Qualité de l’air et simplification administrative : qu’attend Emmanuel Macron ?
Paris – En cette semaine de négociations conventionnelles où les réflexions sur la libération du temps médical demeurent toujours sous-jacentes, le Docteur Michael Rochoy, médecin généraliste à Outreau, qui avait déjà dans nos colonnes il y a quelques semaines proposé une analyse sans nuance de la façon dont les représentants politiques actuels avaient failli à répondre aux enjeux de l’organisation de la médecine libérale en France, revient pour livrer quelques propositions simples. Bien que le Docteur Rochoy ne cache pas une forme de fatalisme dans ce texte, on rappellera (comme il le fait également) que cette semaine a été marquée par des déclarations inattendues du ministre de la Santé, quant à sa volonté d’engager une réflexion sur la possibilité d’une auto-déclaration des arrêts maladies de moins de trois jours. Avant de connaître la suite donnée à ce discours très préliminaire, l’exposé du docteur Rochoy sur la simplicité de certaines dispositions qui pourraient être prises et les atermoiements constants que l’on observe sont probablement éclairants.

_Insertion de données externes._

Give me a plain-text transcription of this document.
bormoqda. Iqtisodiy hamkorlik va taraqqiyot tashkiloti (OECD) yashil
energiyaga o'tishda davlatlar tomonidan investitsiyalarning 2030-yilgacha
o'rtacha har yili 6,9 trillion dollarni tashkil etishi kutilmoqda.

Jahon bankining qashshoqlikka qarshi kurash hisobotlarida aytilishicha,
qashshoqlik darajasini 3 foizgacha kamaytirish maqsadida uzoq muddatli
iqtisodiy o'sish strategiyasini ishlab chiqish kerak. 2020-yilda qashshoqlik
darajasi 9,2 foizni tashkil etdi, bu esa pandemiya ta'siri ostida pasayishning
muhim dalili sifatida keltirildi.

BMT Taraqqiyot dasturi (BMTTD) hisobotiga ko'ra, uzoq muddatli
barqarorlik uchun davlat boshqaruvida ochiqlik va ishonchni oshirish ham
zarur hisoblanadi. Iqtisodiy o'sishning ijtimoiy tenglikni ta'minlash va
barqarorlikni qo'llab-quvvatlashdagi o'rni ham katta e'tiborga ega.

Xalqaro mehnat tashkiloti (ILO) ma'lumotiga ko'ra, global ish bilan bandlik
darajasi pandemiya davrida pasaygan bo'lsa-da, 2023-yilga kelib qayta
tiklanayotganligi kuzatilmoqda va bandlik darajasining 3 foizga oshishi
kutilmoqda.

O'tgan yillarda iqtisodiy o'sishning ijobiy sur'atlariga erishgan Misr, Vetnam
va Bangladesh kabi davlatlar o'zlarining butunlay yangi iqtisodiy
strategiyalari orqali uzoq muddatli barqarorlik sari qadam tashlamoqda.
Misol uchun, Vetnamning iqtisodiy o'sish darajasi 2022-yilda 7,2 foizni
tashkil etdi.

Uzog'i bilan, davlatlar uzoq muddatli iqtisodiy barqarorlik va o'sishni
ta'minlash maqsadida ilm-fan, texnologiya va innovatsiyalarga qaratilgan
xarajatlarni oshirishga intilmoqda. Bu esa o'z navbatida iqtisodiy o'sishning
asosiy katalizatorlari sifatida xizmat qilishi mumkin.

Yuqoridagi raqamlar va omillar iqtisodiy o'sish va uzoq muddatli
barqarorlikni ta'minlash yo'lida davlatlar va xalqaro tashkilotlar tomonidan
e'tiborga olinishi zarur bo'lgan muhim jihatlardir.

Par le Docteur Michael Rochoy
Dans une précédente tribune, nous évoquions les décisions incompréhensibles et plus démagogiques que pragmatiques d’Emmanuel Macron.
Si nous voulons améliorer l’accès aux soins, nous avons deux grandes possibilités simples.
La première grande action à mener est de diminuer les consultations pour infections virales en… diminuant les infections virales respiratoires ! Le candidat Emmanuel Macron, le 16 avril 2022, évoquait la piste de l’amélioration de la qualité de l’air « dans nos écoles, nos hôpitaux, nos maisons de retraite, et dans tous les bâtiments publics », dont les premiers effets seraient visibles fin 2022 : puisse le président Emmanuel Macron entendre ces promesses. Sur le plan législatif, des textes existent depuis fin 2022 (décrets 2022-1689 et 2022-1690 du 27/12/2022), obligeant notamment à faire un diagnostic d’ici la fin 2024 dans les établissements recevant du public avec une réévaluation tous les 4 ans. Cependant, les avancées sont timides et d’autres mesures barrières sont à envisager bien sûr, telles que le retour du port obligatoire du masque dans les établissements de santé (cabinets, hôpitaux, cliniques)…
Est-ce qu’un membre du gouvernement va s’emparer de ce sujet ? Est-ce qu’un mouvement politique va enfin s’intéresser sérieusement aux questions de l’accès aux soins, du temps médical disponible et de la santé des Français ?
La deuxième grande action à mener est de diminuer les consultations pour motif administratif en… diminuant les motifs administratifs !
La « simplification administrative » est un sujet que le président fait mine de porter depuis des années. Pourtant, comme nous l’avons vu en détail dans la précédente tribune, il y a un fossé entre les intentions affichées et la réalité des actions menées : si le Président dit vouloir libérer du temps pour les médecins, ses députés et ministres s’opposaient jusqu’à maintenant fermement à la suppression des arrêts de travail courts (inférieurs à 3 jours) ou à la suppression des arrêts pour enfant malade, quand bien même ces évolutions sont réclamées par le Collège de médecine générale (via le site certificats-absurdes.fr que je vous recommande), par les médecins interrogés pour le rapport Franzoni de janvier 2023, par l’intersyndicale ReAGJIR, ou soutenues par le Sénat… null
Le ministre de la Santé va-t-il s’imposer face au MEDEF ?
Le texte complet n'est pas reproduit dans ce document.